Another good-to-know-about section of Retraction Watch is its "Top 10 Most Highly Cited Retracted Papers"...Here's looking at you, Andrew Wakefield--still "in the house", presently at #2, for your 1998 invalidated autism/vaccines paper co-authored with 12 other researchers (!), not retracted until 12 years later in 2010 (!), and, as of October 9, 2018, cited 499 times after retraction (!):


"Ever curious which retracted papers have been most cited by other scientists? Below, we present the list of the 10 most highly cited retractions. Readers will see some familiar entries, such as the infamous Lancet paper by Andrew Wakefield that originally suggested a link between autism and childhood vaccines. You’ll note that many papers — including the #1 most cited paper — received more citations after they were retracted, which research has shown is an ongoing problem."
Retraction Watch also reports examples of plagiarism, as evinced by this October 8, 2018 story about the incoming World Medical Association (WMA) President, Leonid Eidelman, delivering a speech that was, allegedly, a "mashup" of remarks from the 2014 past WMA President's speech to the WMA, an MIT press release, and a telemedicine company's website. Quite a patchwork quilt of "creative" unattributed sourcing. Canadian Medical Association leaves international group after president plagiarizes past president’s speech."]
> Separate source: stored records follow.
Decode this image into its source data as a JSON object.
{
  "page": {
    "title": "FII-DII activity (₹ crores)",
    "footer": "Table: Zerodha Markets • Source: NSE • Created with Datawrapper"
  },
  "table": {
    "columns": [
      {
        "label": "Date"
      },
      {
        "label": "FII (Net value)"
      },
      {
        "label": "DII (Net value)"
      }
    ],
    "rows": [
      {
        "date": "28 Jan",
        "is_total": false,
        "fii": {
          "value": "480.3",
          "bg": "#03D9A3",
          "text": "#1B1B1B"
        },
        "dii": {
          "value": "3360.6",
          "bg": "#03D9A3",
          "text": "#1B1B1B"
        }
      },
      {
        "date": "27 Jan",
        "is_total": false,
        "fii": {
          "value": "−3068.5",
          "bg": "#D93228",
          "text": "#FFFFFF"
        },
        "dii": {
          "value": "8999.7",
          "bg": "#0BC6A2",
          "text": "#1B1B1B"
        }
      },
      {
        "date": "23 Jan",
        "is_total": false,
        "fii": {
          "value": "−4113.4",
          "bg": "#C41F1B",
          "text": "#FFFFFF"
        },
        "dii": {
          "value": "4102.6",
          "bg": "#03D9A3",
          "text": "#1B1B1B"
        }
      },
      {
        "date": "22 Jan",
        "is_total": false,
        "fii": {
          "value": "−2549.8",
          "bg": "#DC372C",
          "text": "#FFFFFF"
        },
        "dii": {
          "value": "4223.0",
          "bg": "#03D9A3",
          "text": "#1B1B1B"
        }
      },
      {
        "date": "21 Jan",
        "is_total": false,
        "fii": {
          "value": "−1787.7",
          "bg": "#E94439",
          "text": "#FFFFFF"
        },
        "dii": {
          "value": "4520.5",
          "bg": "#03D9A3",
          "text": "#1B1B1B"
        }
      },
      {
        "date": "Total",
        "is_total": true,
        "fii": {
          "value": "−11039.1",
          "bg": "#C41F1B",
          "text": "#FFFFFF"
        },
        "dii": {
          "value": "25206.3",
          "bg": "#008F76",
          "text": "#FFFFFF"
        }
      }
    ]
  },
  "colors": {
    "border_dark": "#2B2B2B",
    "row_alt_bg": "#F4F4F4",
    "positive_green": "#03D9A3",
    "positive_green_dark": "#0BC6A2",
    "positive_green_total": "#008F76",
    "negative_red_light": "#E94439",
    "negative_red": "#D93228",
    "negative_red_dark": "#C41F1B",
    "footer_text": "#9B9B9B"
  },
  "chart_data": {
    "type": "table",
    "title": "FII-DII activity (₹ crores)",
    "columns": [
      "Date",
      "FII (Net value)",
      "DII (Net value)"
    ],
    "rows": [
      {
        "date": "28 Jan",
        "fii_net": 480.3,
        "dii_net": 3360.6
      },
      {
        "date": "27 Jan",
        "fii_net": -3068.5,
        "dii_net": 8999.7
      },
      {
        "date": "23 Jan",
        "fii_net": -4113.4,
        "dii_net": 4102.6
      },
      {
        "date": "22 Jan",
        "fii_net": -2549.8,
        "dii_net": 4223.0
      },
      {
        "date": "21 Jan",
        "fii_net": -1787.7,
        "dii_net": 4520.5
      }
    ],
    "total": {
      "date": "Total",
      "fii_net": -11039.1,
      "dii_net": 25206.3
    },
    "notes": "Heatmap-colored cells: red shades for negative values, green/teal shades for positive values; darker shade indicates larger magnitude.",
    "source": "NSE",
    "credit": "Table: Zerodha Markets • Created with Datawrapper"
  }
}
Saturday, September 15, 2018

Scientific publishing is a rip-off. We fund the research – it should be free; The Guardian, September 13, 2018

George Monbiot, The Guardian; Scientific publishing is a rip-off. We fund the research – it should be free

"Never underestimate the power of one determined person. What Carole Cadwalladr has done to Facebook and big data, and Edward Snowden has done to the state security complex, the young Kazakhstani scientist Alexandra Elbakyan has done to the multibillion-dollar industry that traps knowledge behind paywalls. Sci-Hub, her pirate web scraper service, has done more than any government to tackle one of the biggest rip-offs of the modern era: the capture of publicly funded research that should belong to us all. Everyone should be free to learn; knowledge should be disseminated as widely as possible. No one would publicly disagree with these sentiments. Yet governments and universities have allowed the big academic publishers to deny these rights. Academic publishing might sound like an obscure and fusty affair, but it uses one of the most ruthless and profitable business models of any industry."

Monday, July 3, 2017

Is the staggeringly profitable business of scientific publishing bad for science?; Guardian, June 27, 2017

Stephen Buranyi, Guardian; Is the staggeringly profitable business of scientific publishing bad for science?
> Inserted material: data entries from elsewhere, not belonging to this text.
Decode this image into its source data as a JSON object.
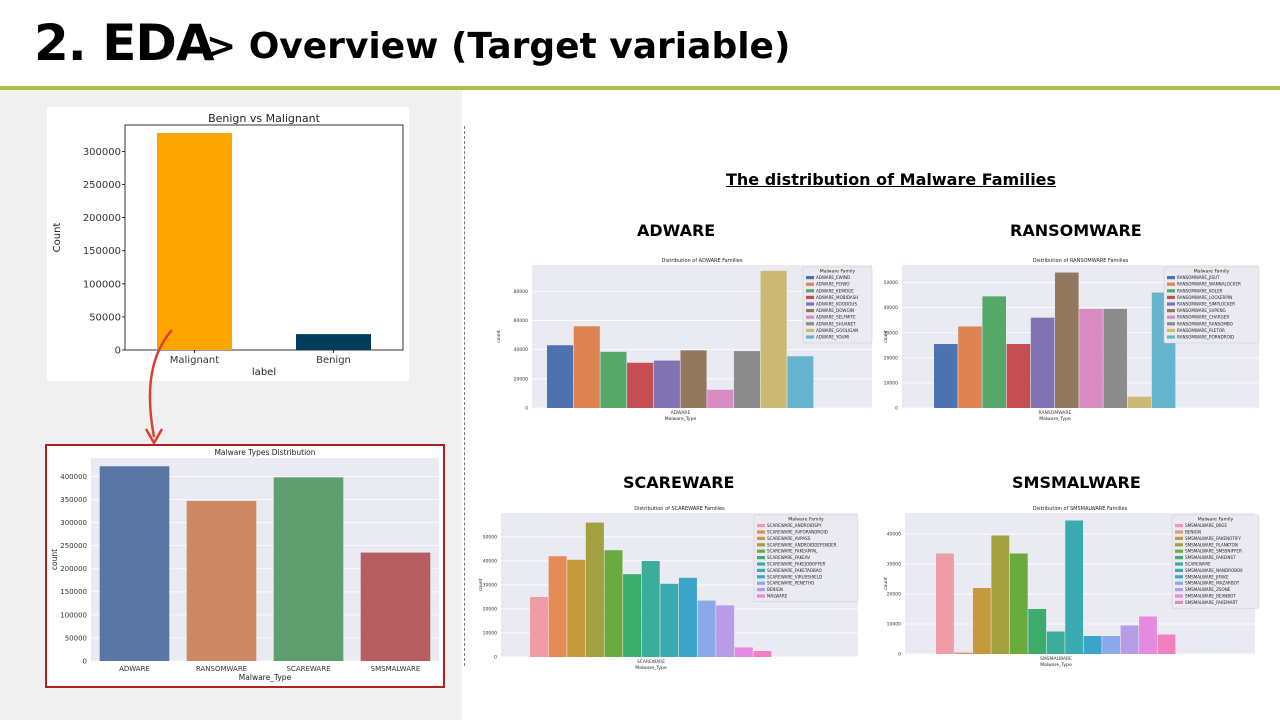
{
  "header": {
    "number": "2. EDA",
    "subtitle": "> Overview (Target variable)"
  },
  "right_heading": "The distribution  of Malware Families",
  "section_titles": {
    "adware": "ADWARE",
    "ransomware": "RANSOMWARE",
    "scareware": "SCAREWARE",
    "smsmalware": "SMSMALWARE"
  },
  "colors": {
    "accent_rule": "#a6c23f",
    "highlight_frame": "#b02020",
    "arrow": "#d94030"
  },
  "chart_data": [
    {
      "id": "benign-vs-malignant",
      "type": "bar",
      "title": "Benign vs Malignant",
      "xlabel": "label",
      "ylabel": "Count",
      "categories": [
        "Malignant",
        "Benign"
      ],
      "values": [
        328000,
        24000
      ],
      "colors": [
        "#ffa500",
        "#003b5c"
      ],
      "ylim": [
        0,
        340000
      ],
      "yticks": [
        0,
        50000,
        100000,
        150000,
        200000,
        250000,
        300000
      ],
      "grid": false
    },
    {
      "id": "malware-types",
      "type": "bar",
      "title": "Malware Types Distribution",
      "xlabel": "Malware_Type",
      "ylabel": "count",
      "categories": [
        "ADWARE",
        "RANSOMWARE",
        "SCAREWARE",
        "SMSMALWARE"
      ],
      "values": [
        422000,
        347000,
        398000,
        235000
      ],
      "colors": [
        "#5875a4",
        "#cc8963",
        "#5f9e6e",
        "#b55d60"
      ],
      "ylim": [
        0,
        440000
      ],
      "yticks": [
        0,
        50000,
        100000,
        150000,
        200000,
        250000,
        300000,
        350000,
        400000
      ],
      "grid": true
    },
    {
      "id": "adware-families",
      "type": "bar",
      "title": "Distribution of ADWARE Families",
      "xlabel": "Malware_Type",
      "ylabel": "count",
      "categories": [
        "ADWARE"
      ],
      "legend_title": "Malware Family",
      "series": [
        {
          "name": "ADWARE_EWIND",
          "value": 43000,
          "color": "#4c72b0"
        },
        {
          "name": "ADWARE_FEIWO",
          "value": 56000,
          "color": "#dd8452"
        },
        {
          "name": "ADWARE_KEMOGE",
          "value": 38500,
          "color": "#55a868"
        },
        {
          "name": "ADWARE_MOBIDASH",
          "value": 31000,
          "color": "#c44e52"
        },
        {
          "name": "ADWARE_KOODOUS",
          "value": 32500,
          "color": "#8172b3"
        },
        {
          "name": "ADWARE_DOWGIN",
          "value": 39500,
          "color": "#937860"
        },
        {
          "name": "ADWARE_SELFMITE",
          "value": 12500,
          "color": "#da8bc3"
        },
        {
          "name": "ADWARE_SHUANET",
          "value": 39000,
          "color": "#8c8c8c"
        },
        {
          "name": "ADWARE_GOOLIGAN",
          "value": 94000,
          "color": "#ccb974"
        },
        {
          "name": "ADWARE_YOUMI",
          "value": 35500,
          "color": "#64b5cd"
        }
      ],
      "ylim": [
        0,
        98000
      ],
      "yticks": [
        0,
        20000,
        40000,
        60000,
        80000
      ],
      "grid": true,
      "legend_position": "top-right"
    },
    {
      "id": "ransomware-families",
      "type": "bar",
      "title": "Distribution of RANSOMWARE Families",
      "xlabel": "Malware_Type",
      "ylabel": "count",
      "categories": [
        "RANSOMWARE"
      ],
      "legend_title": "Malware Family",
      "series": [
        {
          "name": "RANSOMWARE_JISUT",
          "value": 25500,
          "color": "#4c72b0"
        },
        {
          "name": "RANSOMWARE_WANNALOCKER",
          "value": 32500,
          "color": "#dd8452"
        },
        {
          "name": "RANSOMWARE_KOLER",
          "value": 44500,
          "color": "#55a868"
        },
        {
          "name": "RANSOMWARE_LOCKERPIN",
          "value": 25500,
          "color": "#c44e52"
        },
        {
          "name": "RANSOMWARE_SIMPLOCKER",
          "value": 36000,
          "color": "#8172b3"
        },
        {
          "name": "RANSOMWARE_SVPENG",
          "value": 54000,
          "color": "#937860"
        },
        {
          "name": "RANSOMWARE_CHARGER",
          "value": 39500,
          "color": "#da8bc3"
        },
        {
          "name": "RANSOMWARE_RANSOMBO",
          "value": 39500,
          "color": "#8c8c8c"
        },
        {
          "name": "RANSOMWARE_PLETOR",
          "value": 4500,
          "color": "#ccb974"
        },
        {
          "name": "RANSOMWARE_PORNDROID",
          "value": 46000,
          "color": "#64b5cd"
        }
      ],
      "ylim": [
        0,
        57000
      ],
      "yticks": [
        0,
        10000,
        20000,
        30000,
        40000,
        50000
      ],
      "grid": true,
      "legend_position": "top-right"
    },
    {
      "id": "scareware-families",
      "type": "bar",
      "title": "Distribution of SCAREWARE Families",
      "xlabel": "Malware_Type",
      "ylabel": "count",
      "categories": [
        "SCAREWARE"
      ],
      "legend_title": "Malware Family",
      "series": [
        {
          "name": "SCAREWARE_ANDROIDSPY",
          "value": 25000,
          "color": "#f19ba6"
        },
        {
          "name": "SCAREWARE_AVFORANDROID",
          "value": 42000,
          "color": "#e48b56"
        },
        {
          "name": "SCAREWARE_AVPASS",
          "value": 40500,
          "color": "#c49a3c"
        },
        {
          "name": "SCAREWARE_ANDROIDDEFENDER",
          "value": 56000,
          "color": "#a2a03f"
        },
        {
          "name": "SCAREWARE_FAKEAPPAL",
          "value": 44500,
          "color": "#6aab3e"
        },
        {
          "name": "SCAREWARE_FAKEAV",
          "value": 34500,
          "color": "#3cac6c"
        },
        {
          "name": "SCAREWARE_FAKEJOBOFFER",
          "value": 40000,
          "color": "#3aae9b"
        },
        {
          "name": "SCAREWARE_FAKETAOBAO",
          "value": 30500,
          "color": "#3aabb1"
        },
        {
          "name": "SCAREWARE_VIRUSSHIELD",
          "value": 33000,
          "color": "#3ba4cb"
        },
        {
          "name": "SCAREWARE_PENETHO",
          "value": 23500,
          "color": "#88aae8"
        },
        {
          "name": "BENIGN",
          "value": 21500,
          "color": "#b89ce8"
        },
        {
          "name": "MALWARE",
          "value": 4000,
          "color": "#e58ae0"
        },
        {
          "name": "",
          "value": 2500,
          "color": "#f27fc0"
        }
      ],
      "ylim": [
        0,
        60000
      ],
      "yticks": [
        0,
        10000,
        20000,
        30000,
        40000,
        50000
      ],
      "grid": true,
      "legend_position": "top-right"
    },
    {
      "id": "smsmalware-families",
      "type": "bar",
      "title": "Distribution of SMSMALWARE Families",
      "xlabel": "Malware_Type",
      "ylabel": "count",
      "categories": [
        "SMSMALWARE"
      ],
      "legend_title": "Malware Family",
      "series": [
        {
          "name": "SMSMALWARE_BIIGE",
          "value": 33500,
          "color": "#f19ba6"
        },
        {
          "name": "BENIGN",
          "value": 500,
          "color": "#eb9280"
        },
        {
          "name": "SMSMALWARE_FAKENOTIFY",
          "value": 22000,
          "color": "#c49a3c"
        },
        {
          "name": "SMSMALWARE_PLANKTON",
          "value": 39500,
          "color": "#a2a03f"
        },
        {
          "name": "SMSMALWARE_SMSSNIFFER",
          "value": 33500,
          "color": "#6aab3e"
        },
        {
          "name": "SMSMALWARE_FAKEINST",
          "value": 15000,
          "color": "#3cac6c"
        },
        {
          "name": "SCAREWARE",
          "value": 7500,
          "color": "#3aae9b"
        },
        {
          "name": "SMSMALWARE_NANDROBOX",
          "value": 44500,
          "color": "#3aabb1"
        },
        {
          "name": "SMSMALWARE_JIFAKE",
          "value": 6000,
          "color": "#3ba4cb"
        },
        {
          "name": "SMSMALWARE_MAZARBOT",
          "value": 6000,
          "color": "#88aae8"
        },
        {
          "name": "SMSMALWARE_ZSONE",
          "value": 9500,
          "color": "#b89ce8"
        },
        {
          "name": "SMSMALWARE_BEANBOT",
          "value": 12500,
          "color": "#e58ae0"
        },
        {
          "name": "SMSMALWARE_FAKEMART",
          "value": 6500,
          "color": "#f27fc0"
        }
      ],
      "ylim": [
        0,
        47000
      ],
      "yticks": [
        0,
        10000,
        20000,
        30000,
        40000
      ],
      "grid": true,
      "legend_position": "top-right"
    }
  ]
}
"The idea that scientific research should be freely available for anyone to use is a sharp departure, even a threat, to the current system – which relies on publishers’ ability to restrict access to the scientific literature in order to maintain its immense profitability. In recent years, the most radical opposition to the status quo has coalesced around a controversial website called Sci-Hub – a sort of Napster for science that allows anyone to download scientific papers for free. Its creator, Alexandra Elbakyan, a Kazhakstani, is in hiding, facing charges of hacking and copyright infringement in the US. Elsevier recently obtained a $15m injunction (the maximum allowable amount) against her.

Elbakyan is an unabashed utopian. “Science should belong to scientists and not the publishers,” she told me in an email. In a letter to the court, she cited Article 27 of the UN’s Universal Declaration of Human Rights, asserting the right “to share in scientific advancement and its benefits”.

Whatever the fate of Sci-Hub, it seems that frustration with the current system is growing. But history shows that betting against science publishers is a risky move. After all, back in 1988, Maxwell predicted that in the future there would only be a handful of immensely powerful publishing companies left, and that they would ply their trade in an electronic age with no printing costs, leading to almost “pure profit”. That sounds a lot like the world we live in now."